Die Schonfrist für die am 10.03.2021 fälligen Steuern endet am 15.03.2021.

Für die Sozialversicherungsbeiträge gilt grundsätzlich, dass diese als Datensatz am fünftletzten Bankarbeitstag den Krankenkassen vorliegen und spätestens am drittletzten Bankarbeitstag gutgeschrieben sein müssen.

Der drittletzte Bankarbeitstag für die späteste Zahlung der Sozialversicherungsbeiträge im Monat März 2021 ist der 29.03.2021.

2. April 2021

12.04.2021:

  • Lohnsteuer
  • Kirchensteuer
  • Umsatzsteuer

26.04.2021:

  • Sozialversicherung

 

Die Schonfrist für die am 12.04.2021 fälligen Steuern endet am 15.04.2021.

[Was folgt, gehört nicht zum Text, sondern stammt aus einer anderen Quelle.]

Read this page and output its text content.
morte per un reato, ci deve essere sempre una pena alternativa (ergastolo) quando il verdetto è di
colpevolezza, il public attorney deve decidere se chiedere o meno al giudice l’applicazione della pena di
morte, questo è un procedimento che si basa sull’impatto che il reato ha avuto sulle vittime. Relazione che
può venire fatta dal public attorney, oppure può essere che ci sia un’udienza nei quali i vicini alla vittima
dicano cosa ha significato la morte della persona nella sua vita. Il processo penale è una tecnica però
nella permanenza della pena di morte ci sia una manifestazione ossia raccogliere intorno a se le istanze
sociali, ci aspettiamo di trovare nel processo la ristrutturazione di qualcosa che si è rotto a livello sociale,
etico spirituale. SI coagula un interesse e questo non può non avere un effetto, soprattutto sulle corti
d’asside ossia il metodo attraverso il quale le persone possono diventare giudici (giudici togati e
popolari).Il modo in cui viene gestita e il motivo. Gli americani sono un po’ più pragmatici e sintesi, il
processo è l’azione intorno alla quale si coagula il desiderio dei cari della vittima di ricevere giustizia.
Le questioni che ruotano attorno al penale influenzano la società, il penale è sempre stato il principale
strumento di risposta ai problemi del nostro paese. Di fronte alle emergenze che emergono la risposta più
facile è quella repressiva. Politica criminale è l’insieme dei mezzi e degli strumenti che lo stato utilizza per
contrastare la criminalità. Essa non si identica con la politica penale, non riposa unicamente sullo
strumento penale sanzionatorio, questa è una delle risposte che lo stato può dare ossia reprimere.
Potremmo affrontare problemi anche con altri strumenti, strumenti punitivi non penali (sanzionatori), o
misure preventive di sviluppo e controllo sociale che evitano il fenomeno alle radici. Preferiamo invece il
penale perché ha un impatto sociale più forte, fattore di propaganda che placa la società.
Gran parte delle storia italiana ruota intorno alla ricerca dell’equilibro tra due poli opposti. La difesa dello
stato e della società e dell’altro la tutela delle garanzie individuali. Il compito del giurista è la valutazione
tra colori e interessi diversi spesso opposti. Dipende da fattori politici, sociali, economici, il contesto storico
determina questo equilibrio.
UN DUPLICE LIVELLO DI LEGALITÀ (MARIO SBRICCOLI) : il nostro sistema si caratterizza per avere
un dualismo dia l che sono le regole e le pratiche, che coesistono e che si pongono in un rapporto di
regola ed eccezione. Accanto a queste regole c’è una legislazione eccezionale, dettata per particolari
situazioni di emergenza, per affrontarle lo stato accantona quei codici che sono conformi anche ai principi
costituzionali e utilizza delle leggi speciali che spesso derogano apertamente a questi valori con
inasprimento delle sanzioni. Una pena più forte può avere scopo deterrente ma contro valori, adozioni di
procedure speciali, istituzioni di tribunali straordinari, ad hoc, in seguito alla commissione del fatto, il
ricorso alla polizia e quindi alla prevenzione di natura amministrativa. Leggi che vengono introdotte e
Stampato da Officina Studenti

Für die Sozialversicherungsbeiträge gilt grundsätzlich, dass diese als Datensatz am fünftletzten Bankarbeitstag den Krankenkassen vorliegen und spätestens am drittletzten Bankarbeitstag gutgeschrieben sein müssen.

Der drittletzte Bankarbeitstag für die späteste Zahlung der Sozialversicherungsbeiträge im Monat April ist der 28.04.2021.


II. Aus der Gesetzgebung

1. Drittes Corona-Steuerhilfegesetz; Gesetzentwurf der Fraktionen der CDU/CSU und SPD

Die Fraktionen der CDU/CSU und SPD im Bundestag haben auf Grundlage des Beschlusses des Koalitionsausschusses einen Gesetzentwurf vorgelegt, der weitere steuerpolitische Einzelmaßnahmen hinsichtlich der Corona-Pandemie vorsieht.

Je Kind soll erneut in 2021 ein einmaliger Kinderbonus gezahlt werden. Dieses Mal ist eine Höhe von € 150,00 vorgesehen. Der Kinderbonus aus dem Jahre 2020 lag bei € 300,00.

Der steuerliche Verlustrücktrag soll abermals für die Jahre 2020 und 2021 angehoben werden. Nach den Vorstellungen im Gesetzentwurf soll der Verlustrücktrag auf max. € 10 Mio., bei Zusammenveranlagung auf € 20 Mio. angehoben werden. Die vor kurzem erst im Rahmen des Zweiten Corona-Steuerhilfegesetzes erhöhten Grenzen auf € 5 Mio. (bei Zusammenveranlagung € 10 Mio.) werden damit erneut heraufgesetzt.

Die zeitliche Befristung des ermäßigten Umsatzsteuersatzes auf erbrachte Restaurant- und Verpflegungsdienstleistungen wird über den bisher vorgesehenen Endpunkt am 30.06.2021 bis zum 31.12.2022 verlängert.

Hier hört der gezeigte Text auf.